Sentei-me à mesa da cozinha, as mãos a tremerem. O Tomás saiu sem olhar para trás. Fiquei ali, a ouvir o silêncio pesado da casa. Lembrei-me do António, o meu marido, que partiu há dez anos. Ele dizia sempre: “Laurinda, nunca deixes que a solidão te vença.” Mas como não sucumbir quando até os próprios filhos nos esquecem?

Os vizinhos falavam: “A Laurinda está cada vez mais sozinha.” Alguns vinham trazer pão ou perguntar se precisava de alguma coisa. Mas era só isso — gestos de pena, não de amor. Eu queria a minha família.

Uma noite, depois de mais uma discussão ao telefone com o Tomás — “Mãe, não percebes nada! Se tivesses ajudado mais quando eu era pequeno…” — sentei-me no meu quarto e chorei como uma criança. Senti-me pequena, inútil, um peso para todos.

Foi então que decidi escrever o meu testamento. Peguei numa folha amarelada e comecei: “Eu, Laurinda Maria dos Santos…” Hesitei. O que deixaria eu? Uma casa velha, algumas poupanças e um anel de ouro que era da minha mãe. Mas mais do que bens materiais, queria deixar-lhes uma lição.

No testamento escrevi: “A casa ficará para quem vier visitar-me nos próximos três meses.” Guardei o papel na gaveta da cómoda e esperei. Esperei dias, semanas. O telefone não tocou. Ninguém bateu à porta.

A solidão tornou-se uma sombra constante. Comecei a falar sozinha: “Será que fiz tudo errado? Será que fui uma má mãe?” Lembrava-me das festas de aniversário dos netos, das tardes no jardim a apanhar flores com a Matilde. Onde estavam agora esses dias?

Um domingo à tarde ouvi passos no quintal. O coração acelerou. Era o Diogo? Não… Era só o carteiro com uma carta do banco.

O tempo passou devagar. O inverno deu lugar à primavera e as flores começaram a nascer no jardim abandonado. Eu já mal conseguia sair da cama. As dores nas pernas eram insuportáveis e a cabeça andava sempre à roda.

Na última semana de abril senti que o fim estava próximo. Escrevi uma carta ao Tomás: “Meu filho, perdoa-me se falhei contigo. Só queria sentir-me amada.” Deixei-a em cima da mesa da cozinha.

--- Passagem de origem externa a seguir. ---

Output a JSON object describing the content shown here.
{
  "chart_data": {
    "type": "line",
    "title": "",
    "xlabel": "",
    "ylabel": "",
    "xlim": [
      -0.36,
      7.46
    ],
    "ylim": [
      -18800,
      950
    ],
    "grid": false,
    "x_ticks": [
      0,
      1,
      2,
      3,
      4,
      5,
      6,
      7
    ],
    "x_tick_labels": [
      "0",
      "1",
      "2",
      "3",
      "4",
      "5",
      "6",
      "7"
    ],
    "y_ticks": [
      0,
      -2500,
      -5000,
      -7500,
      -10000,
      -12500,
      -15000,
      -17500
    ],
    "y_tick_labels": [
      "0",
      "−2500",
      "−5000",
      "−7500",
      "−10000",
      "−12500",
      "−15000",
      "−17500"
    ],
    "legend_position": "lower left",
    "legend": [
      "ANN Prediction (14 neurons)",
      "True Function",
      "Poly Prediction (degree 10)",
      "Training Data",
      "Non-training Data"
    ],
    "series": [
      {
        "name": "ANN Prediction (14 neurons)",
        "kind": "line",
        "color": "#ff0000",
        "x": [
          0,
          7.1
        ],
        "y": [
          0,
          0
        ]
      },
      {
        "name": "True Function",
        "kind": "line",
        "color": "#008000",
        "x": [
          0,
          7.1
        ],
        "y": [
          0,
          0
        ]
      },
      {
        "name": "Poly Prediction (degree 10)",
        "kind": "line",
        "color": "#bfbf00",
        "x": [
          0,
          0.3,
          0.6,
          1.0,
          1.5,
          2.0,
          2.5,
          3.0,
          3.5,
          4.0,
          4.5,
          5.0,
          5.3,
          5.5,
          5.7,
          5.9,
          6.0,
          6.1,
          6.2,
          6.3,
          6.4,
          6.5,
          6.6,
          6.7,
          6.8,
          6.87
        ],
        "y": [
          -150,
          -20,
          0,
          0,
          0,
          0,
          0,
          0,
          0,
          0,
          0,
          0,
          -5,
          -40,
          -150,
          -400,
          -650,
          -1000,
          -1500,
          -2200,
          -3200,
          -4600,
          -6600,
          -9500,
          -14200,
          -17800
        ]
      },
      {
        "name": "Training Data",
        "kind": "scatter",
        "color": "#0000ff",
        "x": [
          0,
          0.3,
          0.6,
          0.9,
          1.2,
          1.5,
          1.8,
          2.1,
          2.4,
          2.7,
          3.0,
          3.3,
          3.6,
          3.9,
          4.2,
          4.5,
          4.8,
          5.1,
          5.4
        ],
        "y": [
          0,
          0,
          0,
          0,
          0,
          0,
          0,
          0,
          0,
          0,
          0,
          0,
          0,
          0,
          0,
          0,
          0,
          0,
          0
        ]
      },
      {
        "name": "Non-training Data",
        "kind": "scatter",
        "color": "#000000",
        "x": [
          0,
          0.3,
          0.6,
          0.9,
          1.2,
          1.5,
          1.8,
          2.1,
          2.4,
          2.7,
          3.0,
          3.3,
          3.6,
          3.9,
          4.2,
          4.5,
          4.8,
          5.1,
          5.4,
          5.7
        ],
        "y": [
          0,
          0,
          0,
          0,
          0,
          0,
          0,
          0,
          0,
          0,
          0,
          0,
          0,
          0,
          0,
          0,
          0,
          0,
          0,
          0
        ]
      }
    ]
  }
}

Na manhã seguinte acordei com vozes na sala. Ouvi o Tomás discutir com a Rita:

— Ela não pode ter feito isto! Como é que vamos ficar sem a casa?
— Se tivesses vindo vê-la mais vezes… — respondeu a Rita, fria.

Ouvi-os remexerem nas gavetas à procura do testamento. Senti uma tristeza profunda — nem no fim consegui o que queria: amor verdadeiro.

Quando finalmente entraram no meu quarto, já eu estava demasiado fraca para falar. O Tomás ajoelhou-se ao meu lado:

— Mãe… desculpa…

Olhei-o nos olhos e vi lágrimas sinceras pela primeira vez em muitos anos. Apertei-lhe a mão com as poucas forças que me restavam.

— Só queria que estivesses aqui… — murmurei.

Fechei os olhos e deixei-me levar pela recordação dos risos dos meus netos, do cheiro a pão quente nas manhãs felizes.

Agora pergunto-me: porque esperamos sempre pelo fim para dizermos o que sentimos? Será que ainda há tempo para perdoar e recomeçar? E vocês, já disseram hoje a alguém que amam?